Kimmel begins to anger former fans

Kimmel recently triggered a number of people in his audience by referring to supporters of the 2nd Amendment as “crazies.” The late-night talk show host thus violated one of the cardinal rules of entertainment in that he insulted a significant portion of his fan base. People who were affronted by Kimmel made their unhappiness known on Twitter.

Sabo strikes again

In the meantime, the guerilla street artist known as Sabo deployed several of his posters around the Los Angeles area, near Kimmel’s home and the studio from which the show is broadcast. One poster showed a weeping Kimmel with the caption “Jimmy Kimmel is a Cry Baby.” Another showed Kimmel with the words “The Jimmy Kimmel Estrogen Hour.” Kimmel responded by having himself photographed on a bench where one of the posters had been deployed, extending a middle finger.

Ratings for late night are declining

The Washington Examiner notes that the late night viewership for CBS, NBC, and ABC combined numbered about eight million people. By contrast, Jay Leno, when he was still on the “Tonight Show” brought in six million pairs of eyes himself.

To be sure, a lot of millennials are ditching TV for more online entertainment.

However, the evidence suggests that late night comedians who are too overtly partisan political are turning off their audiences. Leno and Craig Ferguson tended to be equal opportunity in their mocking of politicians when they went political at all. Leno and Ferguson also told jokes and refrained from lectures or rants about issues.

They knew that their first job was to be entertaining.
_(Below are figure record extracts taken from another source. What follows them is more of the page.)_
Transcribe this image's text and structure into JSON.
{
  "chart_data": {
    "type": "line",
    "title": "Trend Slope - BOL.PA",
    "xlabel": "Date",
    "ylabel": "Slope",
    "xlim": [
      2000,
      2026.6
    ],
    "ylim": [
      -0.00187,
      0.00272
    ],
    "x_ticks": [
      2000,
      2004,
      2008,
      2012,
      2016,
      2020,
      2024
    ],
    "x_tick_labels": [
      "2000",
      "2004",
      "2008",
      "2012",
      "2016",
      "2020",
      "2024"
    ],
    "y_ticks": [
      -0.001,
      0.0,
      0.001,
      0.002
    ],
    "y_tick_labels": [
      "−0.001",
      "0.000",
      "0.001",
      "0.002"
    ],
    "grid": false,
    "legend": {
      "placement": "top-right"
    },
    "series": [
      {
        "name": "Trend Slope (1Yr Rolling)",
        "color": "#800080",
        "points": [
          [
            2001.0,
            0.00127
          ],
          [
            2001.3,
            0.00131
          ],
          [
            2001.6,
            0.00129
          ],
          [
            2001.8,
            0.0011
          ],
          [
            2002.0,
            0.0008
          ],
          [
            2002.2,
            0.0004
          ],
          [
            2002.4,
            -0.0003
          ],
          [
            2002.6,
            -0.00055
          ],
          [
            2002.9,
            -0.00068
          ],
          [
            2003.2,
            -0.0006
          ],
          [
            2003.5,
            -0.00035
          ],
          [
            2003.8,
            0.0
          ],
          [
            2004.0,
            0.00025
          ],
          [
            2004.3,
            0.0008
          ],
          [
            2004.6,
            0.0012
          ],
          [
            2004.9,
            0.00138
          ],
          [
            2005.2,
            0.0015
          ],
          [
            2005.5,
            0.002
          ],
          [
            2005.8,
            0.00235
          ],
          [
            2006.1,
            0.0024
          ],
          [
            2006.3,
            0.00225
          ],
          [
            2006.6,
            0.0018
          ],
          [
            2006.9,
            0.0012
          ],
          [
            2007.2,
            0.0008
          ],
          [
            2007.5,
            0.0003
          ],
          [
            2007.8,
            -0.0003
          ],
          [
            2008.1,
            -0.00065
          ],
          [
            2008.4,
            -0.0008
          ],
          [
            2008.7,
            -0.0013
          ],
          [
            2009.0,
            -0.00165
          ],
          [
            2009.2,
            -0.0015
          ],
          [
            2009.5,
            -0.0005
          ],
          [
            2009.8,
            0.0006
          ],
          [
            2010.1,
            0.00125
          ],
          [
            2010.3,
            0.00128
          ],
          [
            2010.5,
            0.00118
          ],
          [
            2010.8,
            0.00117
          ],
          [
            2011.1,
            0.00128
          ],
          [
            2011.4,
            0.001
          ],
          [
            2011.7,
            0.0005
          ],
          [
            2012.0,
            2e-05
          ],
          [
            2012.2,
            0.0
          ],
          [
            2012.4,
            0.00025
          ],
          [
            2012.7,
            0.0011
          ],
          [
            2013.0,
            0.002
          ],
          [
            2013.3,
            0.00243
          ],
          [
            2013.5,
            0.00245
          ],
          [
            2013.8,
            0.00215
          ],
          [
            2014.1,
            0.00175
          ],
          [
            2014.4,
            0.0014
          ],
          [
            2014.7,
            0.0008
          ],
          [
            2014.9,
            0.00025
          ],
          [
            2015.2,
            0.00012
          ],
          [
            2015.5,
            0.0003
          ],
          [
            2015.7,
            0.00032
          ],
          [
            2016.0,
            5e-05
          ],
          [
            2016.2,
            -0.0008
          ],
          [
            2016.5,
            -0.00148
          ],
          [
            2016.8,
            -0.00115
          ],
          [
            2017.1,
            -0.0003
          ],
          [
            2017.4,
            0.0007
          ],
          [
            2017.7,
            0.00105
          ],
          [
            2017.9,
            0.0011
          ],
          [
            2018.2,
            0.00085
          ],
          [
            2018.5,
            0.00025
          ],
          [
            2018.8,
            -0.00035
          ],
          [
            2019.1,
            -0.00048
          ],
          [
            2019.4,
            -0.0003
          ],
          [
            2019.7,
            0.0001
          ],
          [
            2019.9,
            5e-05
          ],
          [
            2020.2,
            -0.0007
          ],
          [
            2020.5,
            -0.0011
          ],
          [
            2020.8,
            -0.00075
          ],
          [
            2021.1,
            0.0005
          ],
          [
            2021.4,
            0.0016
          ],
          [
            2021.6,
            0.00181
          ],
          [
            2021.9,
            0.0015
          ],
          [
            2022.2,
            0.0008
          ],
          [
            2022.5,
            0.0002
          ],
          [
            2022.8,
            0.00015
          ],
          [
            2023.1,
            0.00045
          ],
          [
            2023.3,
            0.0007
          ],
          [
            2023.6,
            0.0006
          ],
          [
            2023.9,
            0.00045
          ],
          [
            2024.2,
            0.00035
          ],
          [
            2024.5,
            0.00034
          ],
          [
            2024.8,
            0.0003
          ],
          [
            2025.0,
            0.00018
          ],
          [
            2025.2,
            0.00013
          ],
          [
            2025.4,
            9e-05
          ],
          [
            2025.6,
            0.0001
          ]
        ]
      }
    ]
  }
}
Network executives, sooner or later, are going to start to worry about losing viewership. Ads are still sold on network TV shows based on the number of eyeballs that are turned toward the TV monitor. The more people who turn off late night shows for some other form of entertainment, the less the networks can afford the hefty salaries they pay for their hosts. Eventually, something will have to be done.